Some residents are worried about additional tax burden, especially when it funds a service they won’t use. But even if they never board a bus themselves, every person who does represents one less car backed up at the intersection of Pooler Parkway and Benton Boulevard.
And that brings us to the most inventive reason to oppose transit service: Some folks think buses will make congestion even worse on Pooler Parkway. This theory requires one to believe that although transit has successfully reduced congestion in cities around the world, somehow it would have the opposite effect in Pooler.
The most frustrating thing about the situation is that although Pooler’s growth has happened rapidly, there’s still time to learn from mistakes made in other places. There are plenty of good things happening that can be made even better.
For instance, people who live in The Preserve at Godley Station or the Colonial Grand at Godley Lake can walk to nearby stores and restaurants. In fact, I’d wager The Preserve has a higher Walk Score, a ranking system that awards points based on the numbers of amenities within walking distance, than many historic Savannah neighborhoods, including my own.

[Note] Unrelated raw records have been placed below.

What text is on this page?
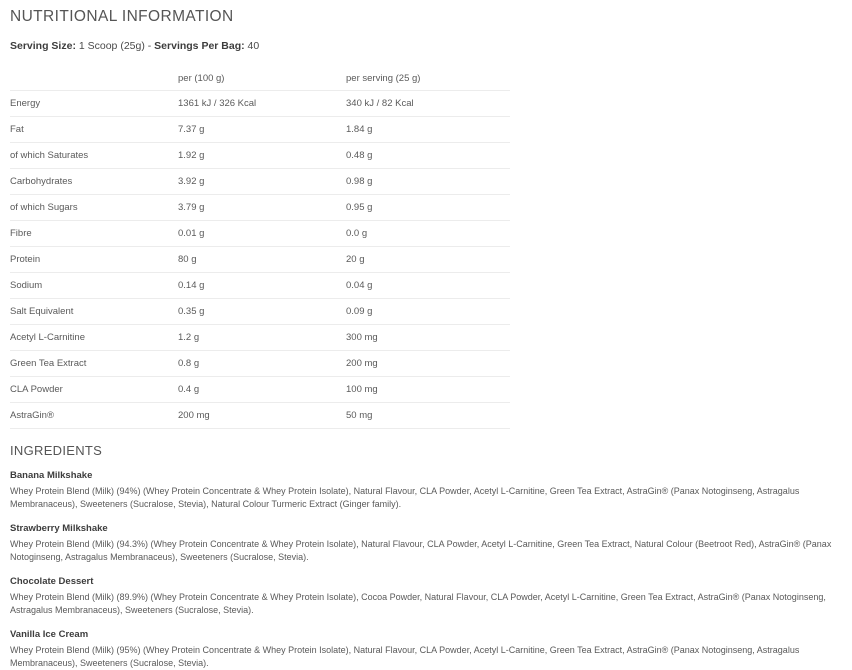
NUTRITIONAL INFORMATION
Serving Size: 1 Scoop (25g) - Servings Per Bag: 40
	per (100 g)	per serving (25 g)
Energy	1361 kJ / 326 Kcal	340 kJ / 82 Kcal
Fat	7.37 g	1.84 g
of which Saturates	1.92 g	0.48 g
Carbohydrates	3.92 g	0.98 g
of which Sugars	3.79 g	0.95 g
Fibre	0.01 g	0.0 g
Protein	80 g	20 g
Sodium	0.14 g	0.04 g
Salt Equivalent	0.35 g	0.09 g
Acetyl L-Carnitine	1.2 g	300 mg
Green Tea Extract	0.8 g	200 mg
CLA Powder	0.4 g	100 mg
AstraGin®	200 mg	50 mg
INGREDIENTS
Banana Milkshake
Whey Protein Blend (Milk) (94%) (Whey Protein Concentrate & Whey Protein Isolate), Natural Flavour, CLA Powder, Acetyl L-Carnitine, Green Tea Extract, AstraGin® (Panax Notoginseng, Astragalus Membranaceus), Sweeteners (Sucralose, Stevia), Natural Colour Turmeric Extract (Ginger family).
Strawberry Milkshake
Whey Protein Blend (Milk) (94.3%) (Whey Protein Concentrate & Whey Protein Isolate), Natural Flavour, CLA Powder, Acetyl L-Carnitine, Green Tea Extract, Natural Colour (Beetroot Red), AstraGin® (Panax Notoginseng, Astragalus Membranaceus), Sweeteners (Sucralose, Stevia).
Chocolate Dessert
Whey Protein Blend (Milk) (89.9%) (Whey Protein Concentrate & Whey Protein Isolate), Cocoa Powder, Natural Flavour, CLA Powder, Acetyl L-Carnitine, Green Tea Extract, AstraGin® (Panax Notoginseng, Astragalus Membranaceus), Sweeteners (Sucralose, Stevia).
Vanilla Ice Cream
Whey Protein Blend (Milk) (95%) (Whey Protein Concentrate & Whey Protein Isolate), Natural Flavour, CLA Powder, Acetyl L-Carnitine, Green Tea Extract, AstraGin® (Panax Notoginseng, Astragalus Membranaceus), Sweeteners (Sucralose, Stevia).
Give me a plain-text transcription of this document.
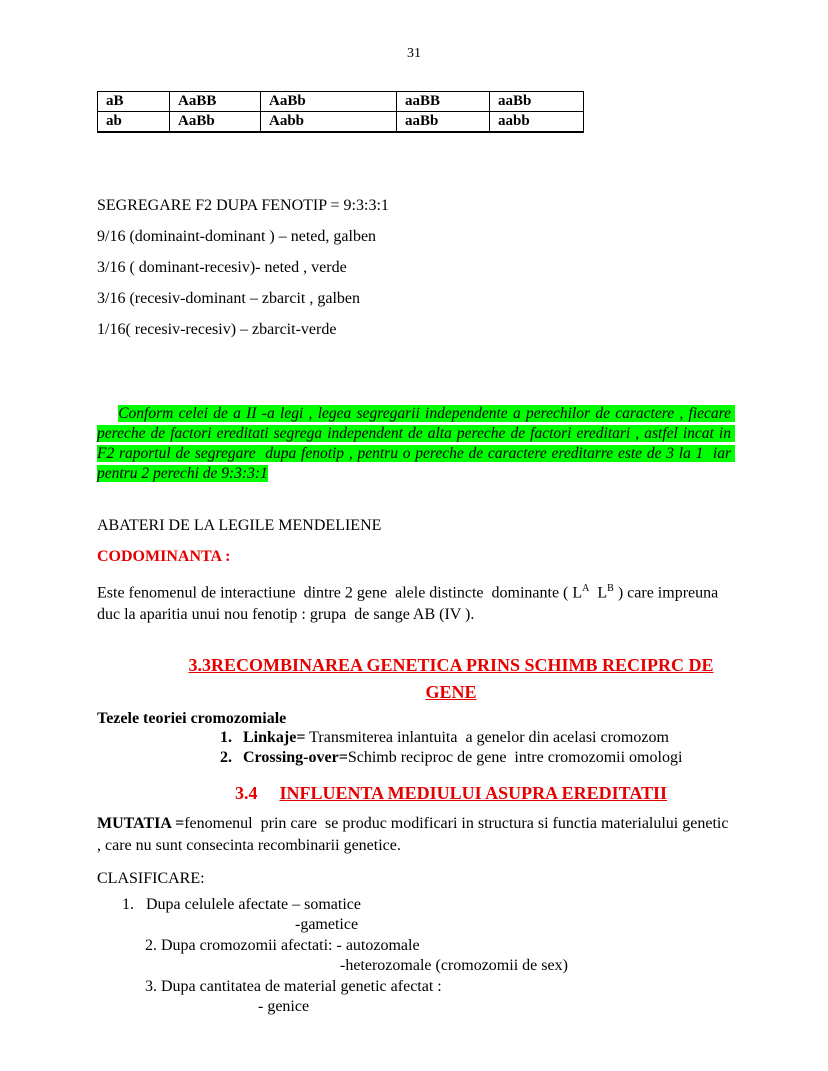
31
aB	AaBB	AaBb	aaBB	aaBb
ab	AaBb	Aabb	aaBb	aabb

SEGREGARE F2 DUPA FENOTIP = 9:3:3:1

9/16 (dominaint-dominant ) – neted, galben

3/16 ( dominant-recesiv)- neted , verde

3/16 (recesiv-dominant – zbarcit , galben

1/16( recesiv-recesiv) – zbarcit-verde

Conform celei de a II -a legi , legea segregarii independente a perechilor de caractere , fiecare pereche de factori ereditati segrega independent de alta pereche de factori ereditari , astfel incat in F2 raportul de segregare  dupa fenotip , pentru o pereche de caractere ereditarre este de 3 la 1  iar pentru 2 perechi de 9:3:3:1

ABATERI DE LA LEGILE MENDELIENE

CODOMINANTA :

Este fenomenul de interactiune  dintre 2 gene  alele distincte  dominante ( $L^A$  $L^B$ ) care impreuna duc la aparitia unui nou fenotip : grupa  de sange AB (IV ).

3.3RECOMBINAREA GENETICA PRINS SCHIMB RECIPRC DE
GENE

Tezele teoriei cromozomiale

1. Linkaje= Transmiterea inlantuita  a genelor din acelasi cromozom
2. Crossing-over=Schimb reciproc de gene  intre cromozomii omologi
3.4 INFLUENTA MEDIULUI ASUPRA EREDITATII

MUTATIA =fenomenul  prin care  se produc modificari in structura si functia materialului genetic , care nu sunt consecinta recombinarii genetice.

CLASIFICARE:

1.   Dupa celulele afectate – somatice
-gametice
2. Dupa cromozomii afectati: - autozomale
-heterozomale (cromozomii de sex)
3. Dupa cantitatea de material genetic afectat :
- genice
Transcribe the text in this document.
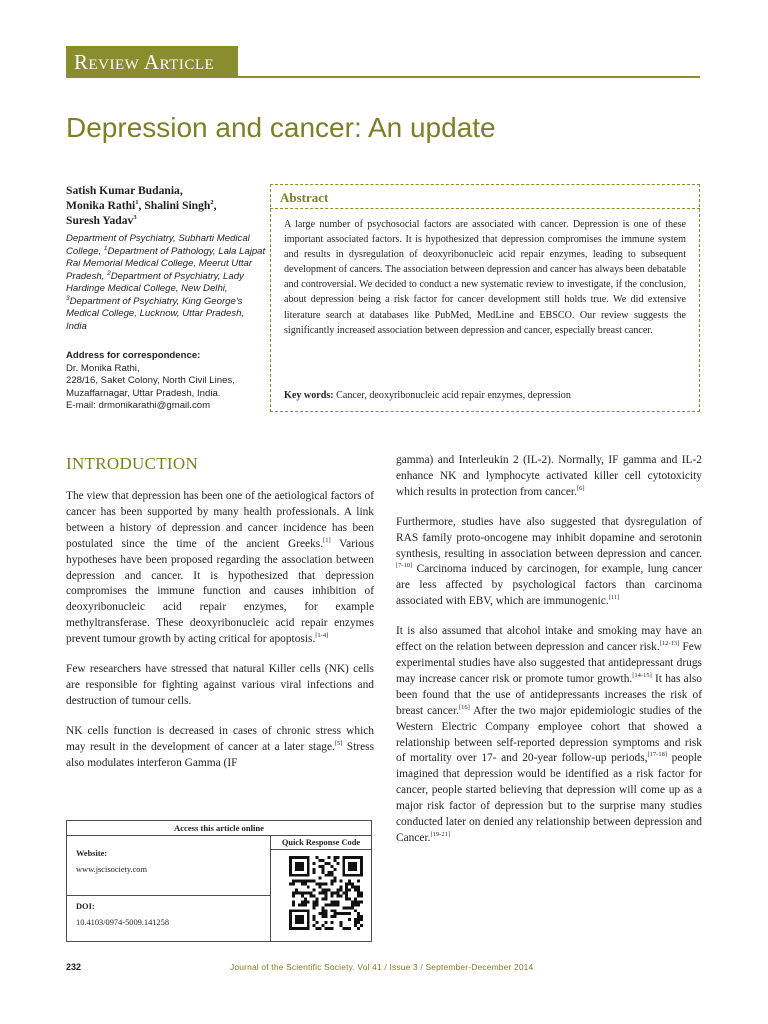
Review Article
Depression and cancer: An update
Satish Kumar Budania,
Monika Rathi$^1$, Shalini Singh$^2$,
Suresh Yadav$^3$
Department of Psychiatry, Subharti Medical College, $^1$Department of Pathology, Lala Lajpat Rai Memorial Medical College, Meerut Uttar Pradesh, $^2$Department of Psychiatry, Lady Hardinge Medical College, New Delhi, $^3$Department of Psychiatry, King George's Medical College, Lucknow, Uttar Pradesh, India
Address for correspondence:
Dr. Monika Rathi,
228/16, Saket Colony, North Civil Lines,
Muzaffarnagar, Uttar Pradesh, India.
E-mail: drmonikarathi@gmail.com
Abstract
A large number of psychosocial factors are associated with cancer. Depression is one of these important associated factors. It is hypothesized that depression compromises the immune system and results in dysregulation of deoxyribonucleic acid repair enzymes, leading to subsequent development of cancers. The association between depression and cancer has always been debatable and controversial. We decided to conduct a new systematic review to investigate, if the conclusion, about depression being a risk factor for cancer development still holds true. We did extensive literature search at databases like PubMed, MedLine and EBSCO. Our review suggests the significantly increased association between depression and cancer, especially breast cancer.
Key words: Cancer, deoxyribonucleic acid repair enzymes, depression
INTRODUCTION

The view that depression has been one of the aetiological factors of cancer has been supported by many health professionals. A link between a history of depression and cancer incidence has been postulated since the time of the ancient Greeks.[1] Various hypotheses have been proposed regarding the association between depression and cancer. It is hypothesized that depression compromises the immune function and causes inhibition of deoxyribonucleic acid repair enzymes, for example methyltransferase. These deoxyribonucleic acid repair enzymes prevent tumour growth by acting critical for apoptosis.[1-4]

Few researchers have stressed that natural Killer cells (NK) cells are responsible for fighting against various viral infections and destruction of tumour cells.

NK cells function is decreased in cases of chronic stress which may result in the development of cancer at a later stage.[5] Stress also modulates interferon Gamma (IF

gamma) and Interleukin 2 (IL-2). Normally, IF gamma and IL-2 enhance NK and lymphocyte activated killer cell cytotoxicity which results in protection from cancer.[6]

Furthermore, studies have also suggested that dysregulation of RAS family proto-oncogene may inhibit dopamine and serotonin synthesis, resulting in association between depression and cancer.[7-10] Carcinoma induced by carcinogen, for example, lung cancer are less affected by psychological factors than carcinoma associated with EBV, which are immunogenic.[11]

It is also assumed that alcohol intake and smoking may have an effect on the relation between depression and cancer risk.[12-13] Few experimental studies have also suggested that antidepressant drugs may increase cancer risk or promote tumor growth.[14-15] It has also been found that the use of antidepressants increases the risk of breast cancer.[16] After the two major epidemiologic studies of the Western Electric Company employee cohort that showed a relationship between self-reported depression symptoms and risk of mortality over 17- and 20-year follow-up periods,[17-18] people imagined that depression would be identified as a risk factor for cancer, people started believing that depression will come up as a major risk factor of depression but to the surprise many studies conducted later on denied any relationship between depression and Cancer.[19-21]

Access this article online
Quick Response Code
Website:
www.jscisociety.com
DOI:
10.4103/0974-5009.141258
232	Journal of the Scientific Society. Vol 41 / Issue 3 / September-December 2014
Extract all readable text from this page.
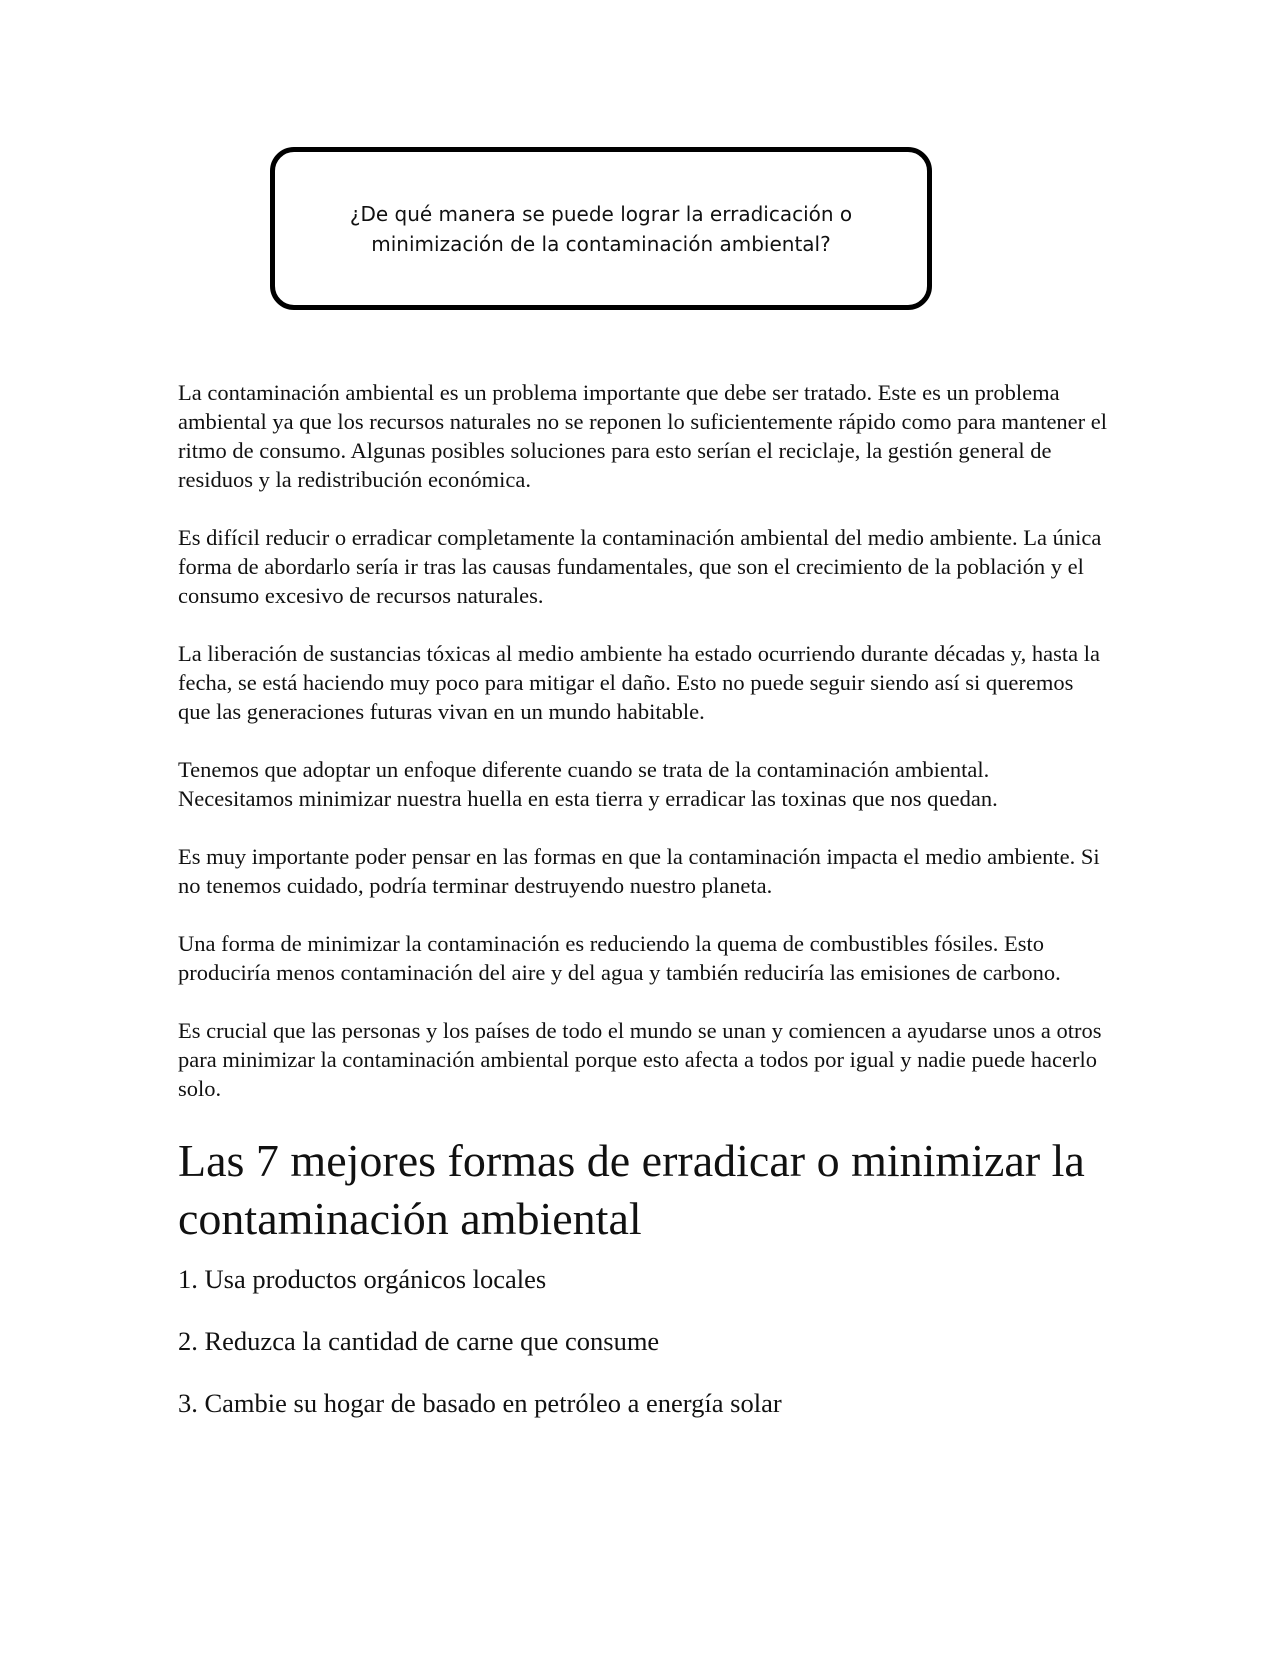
¿De qué manera se puede lograr la erradicación o minimización de la contaminación ambiental?

La contaminación ambiental es un problema importante que debe ser tratado. Este es un problema ambiental ya que los recursos naturales no se reponen lo suficientemente rápido como para mantener el ritmo de consumo. Algunas posibles soluciones para esto serían el reciclaje, la gestión general de residuos y la redistribución económica.

Es difícil reducir o erradicar completamente la contaminación ambiental del medio ambiente. La única forma de abordarlo sería ir tras las causas fundamentales, que son el crecimiento de la población y el consumo excesivo de recursos naturales.

La liberación de sustancias tóxicas al medio ambiente ha estado ocurriendo durante décadas y, hasta la fecha, se está haciendo muy poco para mitigar el daño. Esto no puede seguir siendo así si queremos que las generaciones futuras vivan en un mundo habitable.

Tenemos que adoptar un enfoque diferente cuando se trata de la contaminación ambiental. Necesitamos minimizar nuestra huella en esta tierra y erradicar las toxinas que nos quedan.

Es muy importante poder pensar en las formas en que la contaminación impacta el medio ambiente. Si no tenemos cuidado, podría terminar destruyendo nuestro planeta.

Una forma de minimizar la contaminación es reduciendo la quema de combustibles fósiles. Esto produciría menos contaminación del aire y del agua y también reduciría las emisiones de carbono.

Es crucial que las personas y los países de todo el mundo se unan y comiencen a ayudarse unos a otros para minimizar la contaminación ambiental porque esto afecta a todos por igual y nadie puede hacerlo solo.

Las 7 mejores formas de erradicar o minimizar la contaminación ambiental

1. Usa productos orgánicos locales

2. Reduzca la cantidad de carne que consume

3. Cambie su hogar de basado en petróleo a energía solar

Thoroughfares like Towne Center Boulevard have generous sidewalks and wide streets that are practically begging for bike lanes, an affordable and relatively easy upgrade.
The problem is Pooler Parkway itself, which is unpleasant and dangerous to walk along and cross.
Sadly, those who oppose transit because they worry about congestion and cost are likely to eventually call for the widening of Pooler Parkway, which will be colossally expensive and will make congestion even worse. That’s why many communities are wisely abandoning similar ideas.
Now, let’s pretend it’s 15 years from today. When you open our eyes in that same spot, will you see a desirable, prosperous, livable community with plenty of transportation options? It depends on the choices we make today.